If you need a coding assistant that can also understand screenshots, UI layouts, or other visual inputs, Qwen 3.7‑Plus offers a clear advantage over text‑only models. Its top scores on terminal and spreadsheet benchmarks make it attractive for automation, DevOps, and data‑analysis scripts.
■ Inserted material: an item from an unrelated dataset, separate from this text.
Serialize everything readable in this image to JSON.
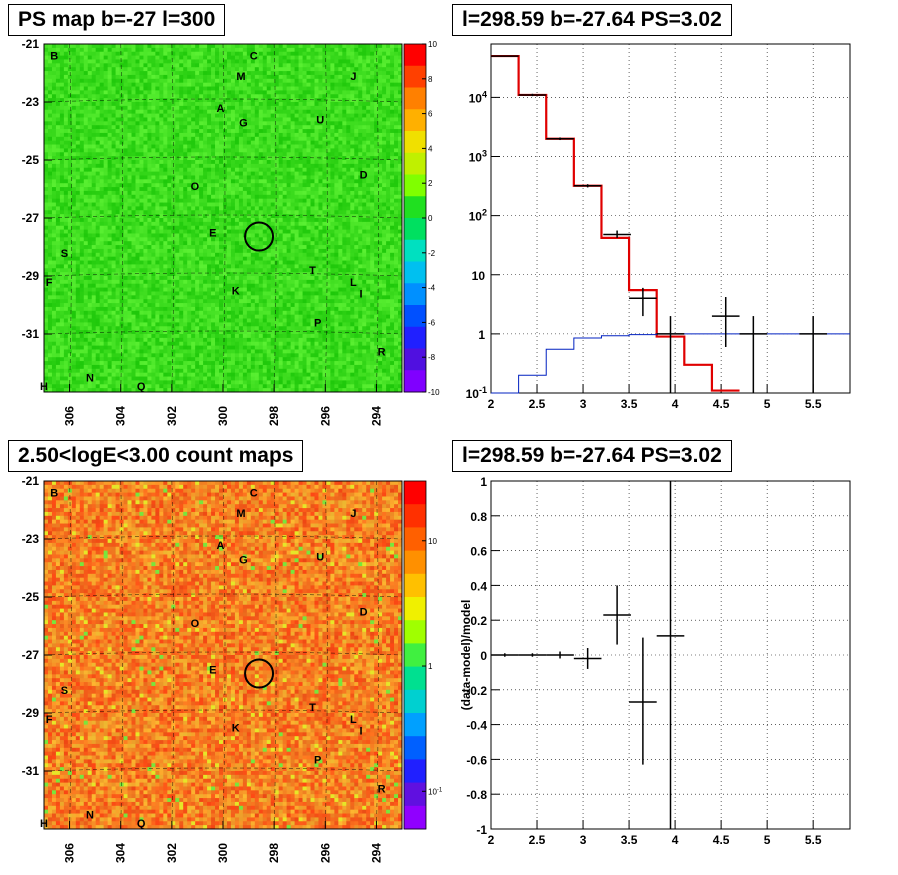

However, if your primary workload is pure code generation from text or repository‑level tasks, you may want to compare its lower NL2repo and SciCode scores with other specialized models.

Sources

  1. Qwen 3.7‑Plus announcement (qwen.ai)

Why This Matters

Higher Terminal Performance: The 70.3 score on Terminal‑Bench 2.0 indicates stronger ability to execute and reason about command‑line tasks, useful for automation scripts and DevOps tooling.
Better Spreadsheet Handling: A jump to 86.3 on SpreadSheetBench‑v1 suggests more reliable generation and manipulation of spreadsheet formulas and data.
Improved Code Generation from Visual Context: The multimodal capability lets developers feed UI screenshots or design mock‑ups and receive corresponding front‑end code, streamlining prototyping.
Consistent Agentic Strength: Despite the vision upgrade, the model still performs competitively on SWE‑Verified (77.7) and SWE‑Multilingual (75.8) benchmarks, supporting full‑stack development tasks.